6 Risposte a “Sostiene Fabristol”

  1. Per prima cosa sono onorato di essre stato citato in uno dei tuoi primi post.
    Veniamo quindi al problema:

    “Ma visto che non si tratta solo di una masturbazione mentale di B16, bensì di un documento che avrà influenza reale e tangibile sul comportamento dei cattolici, io che dei cattolici mi considero nemico voglio sapere il più possibile sui loro progetti. L’idea che, così facendo, stia aumentando il loro potere mi pare esagerata”

    Non credo che ci sia una grande influenza reale e tangibile sui cattolici in generale. Il 90% delle persone che si definiscono cattoliche non l’hanno neppure letto quel documento. E neppure i giornalisti che l’hanno postato, abituati come sono a copia-incollare i lanci dell’agenzia vaticana. E ti diro’ di piu’: neppure i preti lo leggeranno. Diranno si con la testolina e basta.
    Siamo solo NOI (laici) e LORO (i chierici) a leggere di qeuste cose. Come ho detto altre volte (forse da Sgembo) questa e’ una battaglia culturale tra pochi interessati. Alcune migliaia da una parte ed alcuen migliaia dall’altra: tutti gli altri seguono come pecore.
    E le pecore (cioe’ la maggior parte dei cittadini) non capiscono queste diatribe e sottigliezze. Semplicemente criticando sempre B16 facciamo sempre la figura dei rompipalle. Io lo vedo, la gente si stufa: incomincia a dire. “Ma ce l’hai sempre coi preti!” “Ma cosa ti hanno fatto?”
    Il laico-anticlericale (ho scoperto) e’ una brutta bestia: e’ l’essere piu’ noioso per la gente comune.
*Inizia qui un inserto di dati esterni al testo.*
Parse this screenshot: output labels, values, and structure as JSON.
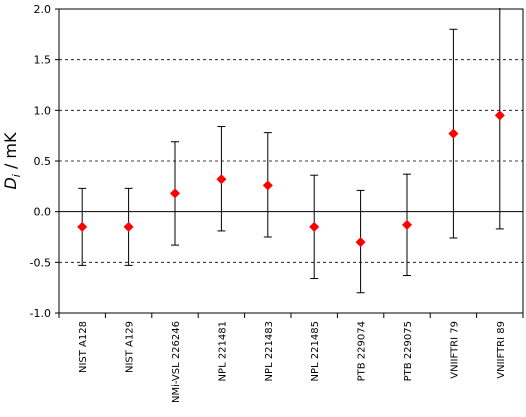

Ed e’ pure inutile cercare di spiegare le cose ai cattolici perche’ anche se ovviamente dopo che gli esponi concetti razionali annuiscono e sono d’accordo il giorno dopo vanno comunque in chiesa. Con quel viso un po’ bastonato e vergognoso, come a dire: che ci vuoi fare? Io capisco e sono d’accordo con quello che dici, ma… sono stato cresciuto cosi’…”
    In definitiva delle fesserie scritte nel papiro di B16 rimarra’ poco, anceh perche’ non ha fatto altro che ripetere cose gia’ dette altre volte e da altri papi, in un copia-incolla di idee, concetti e documenti, che va indietro di duemila anni!! (anche loro sono alquanto autoreferenziali come vedi!)

    Ma veniamo al punto:

    “quando c’era da contrastare il terrorismo rosso degli anni ‘70 – una setta molto meno potente ma molto più violenta – forse non si doveva passare al microscopio ogni proclama delle BR, per quanto deliranti fossero? Meglio combatterli nell’ignoranza?”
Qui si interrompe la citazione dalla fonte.